“After that full tank has been used, how long will it take to refill?”
That depends on the use case. If the car is driven less than 200 miles, it can recharge overnight in the garage. This accounts for 95%+ of driving, and means no more trips to the gas station.
If driven cross-country, it takes 30 minutes at a Supercharger station to get 170 miles range for a Model S. A nice amount of time to grab a bite to eat, stretch your legs, or do some shopping...

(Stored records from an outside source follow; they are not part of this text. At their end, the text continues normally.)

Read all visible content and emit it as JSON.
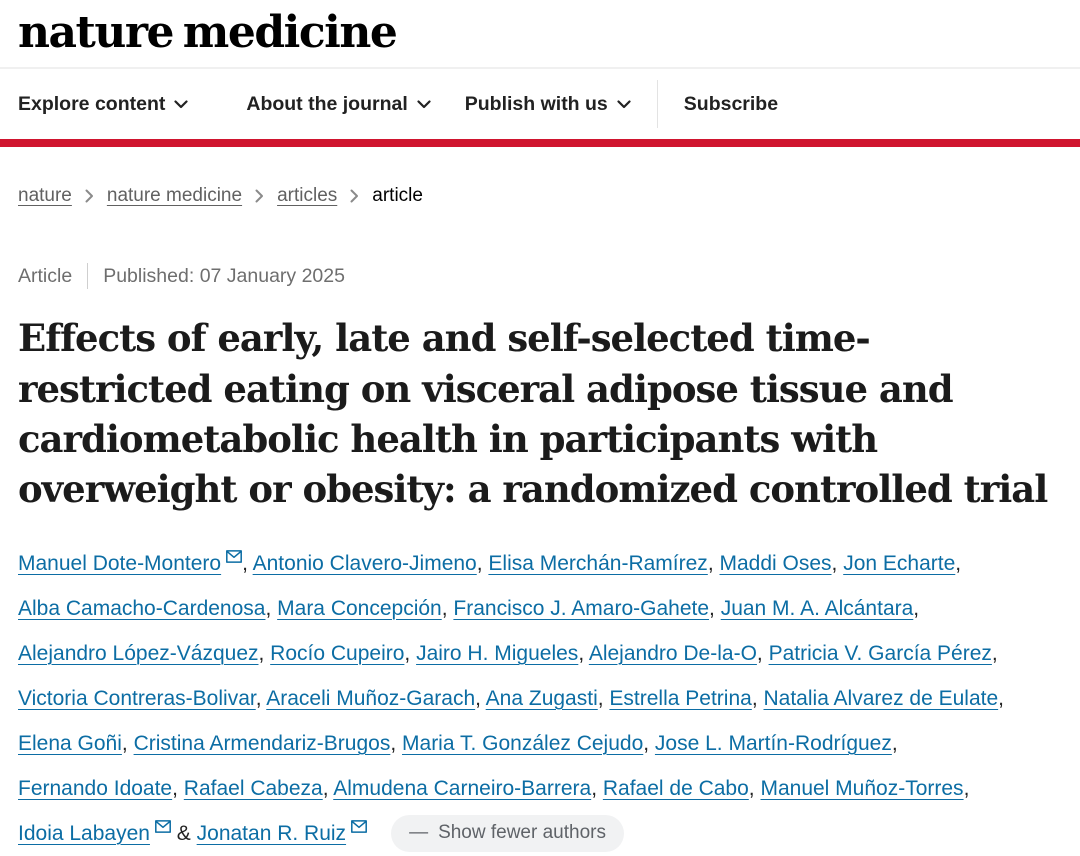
{
  "header": {
    "logo": "nature medicine",
    "nav": [
      {
        "label": "Explore content",
        "dropdown": true
      },
      {
        "label": "About the journal",
        "dropdown": true
      },
      {
        "label": "Publish with us",
        "dropdown": true
      },
      {
        "label": "Subscribe",
        "dropdown": false
      }
    ]
  },
  "breadcrumb": {
    "links": [
      "nature",
      "nature medicine",
      "articles"
    ],
    "current": "article"
  },
  "article_meta": {
    "type": "Article",
    "published_label": "Published:",
    "published_date": "07 January 2025"
  },
  "article": {
    "title": "Effects of early, late and self-selected time-restricted eating on visceral adipose tissue and cardiometabolic health in participants with overweight or obesity: a randomized controlled trial"
  },
  "authors": {
    "list": [
      {
        "name": "Manuel Dote-Montero",
        "email": true
      },
      {
        "name": "Antonio Clavero-Jimeno",
        "email": false
      },
      {
        "name": "Elisa Merchán-Ramírez",
        "email": false
      },
      {
        "name": "Maddi Oses",
        "email": false
      },
      {
        "name": "Jon Echarte",
        "email": false
      },
      {
        "name": "Alba Camacho-Cardenosa",
        "email": false
      },
      {
        "name": "Mara Concepción",
        "email": false
      },
      {
        "name": "Francisco J. Amaro-Gahete",
        "email": false
      },
      {
        "name": "Juan M. A. Alcántara",
        "email": false
      },
      {
        "name": "Alejandro López-Vázquez",
        "email": false
      },
      {
        "name": "Rocío Cupeiro",
        "email": false
      },
      {
        "name": "Jairo H. Migueles",
        "email": false
      },
      {
        "name": "Alejandro De-la-O",
        "email": false
      },
      {
        "name": "Patricia V. García Pérez",
        "email": false
      },
      {
        "name": "Victoria Contreras-Bolivar",
        "email": false
      },
      {
        "name": "Araceli Muñoz-Garach",
        "email": false
      },
      {
        "name": "Ana Zugasti",
        "email": false
      },
      {
        "name": "Estrella Petrina",
        "email": false
      },
      {
        "name": "Natalia Alvarez de Eulate",
        "email": false
      },
      {
        "name": "Elena Goñi",
        "email": false
      },
      {
        "name": "Cristina Armendariz-Brugos",
        "email": false
      },
      {
        "name": "Maria T. González Cejudo",
        "email": false
      },
      {
        "name": "Jose L. Martín-Rodríguez",
        "email": false
      },
      {
        "name": "Fernando Idoate",
        "email": false
      },
      {
        "name": "Rafael Cabeza",
        "email": false
      },
      {
        "name": "Almudena Carneiro-Barrera",
        "email": false
      },
      {
        "name": "Rafael de Cabo",
        "email": false
      },
      {
        "name": "Manuel Muñoz-Torres",
        "email": false
      },
      {
        "name": "Idoia Labayen",
        "email": true
      },
      {
        "name": "Jonatan R. Ruiz",
        "email": true
      }
    ],
    "separator": ", ",
    "last_separator": " & ",
    "dash_icon": "—",
    "show_fewer_label": "Show fewer authors"
  },
  "colors": {
    "brand_bar": "#d0152f",
    "link_blue": "#0c6da4",
    "breadcrumb_gray": "#616161",
    "meta_gray": "#6e6e6e"
  }
}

https://www.tesla.com/supercharger
It’s worth looking at the cost to drive (using Atlanta, GA as an example):
BMW:
1. 12000 miles/year
2. 25 miles/gallon
3. 2 dollars/gallon
12000/22 x 2 = $1090.91/year
Tesla:
1. 12000 miles/ year
2. .300 kWh/mile
3. 85% charging efficiency.
4. 10cents/kWh
=12000miles x .300kWh/miles=4000kWh
=4000/.85= 4706kWh x 1.5cents/kWh = $70.59/year (EV rate between 11 PM and 7 AM)
Even using full-rate electricity, the Tesla would only cost $350 a year to fuel.
“When will the BMWs gas tank need to be replaced, if ever?”
How many luxury car owners keep their cars past 200K miles? The first article below involves a Tesla Model 90 that hit 200K miles, while only losing 6% battery capacity.
http://www.teslarati.com/tesla-model-s-reaches-200000-miles/
http://www.teslarati.com/how-long-will-tesla-battery-last-degradation/
Whoops, forgot to fix one number in the example. Item 4 under Tesla should be 1.5 cents per KWH. Normal rate electricity in Atlanta is under 7 cents per KWH.
Except when the power is out.
When the electricity in my area went out a couple of weeks ago I was able to get in my car and go elsewhere.
Not possible in that over priced hunk of junk.
You like them, you buy them. But stop peeing on our back and telling us it is rain.
At 70 mph, that's ~2 hours 25 minutes. Toss in the 30 minute 'rest' and you can eat 3 meals in 510 miles; while taking 9 hours to do it.
I can get about double that range in a 5 minute fill up.
Seems like we'd need about 12 times as many SCSs as gas pumps to match the range/fillup time ratio.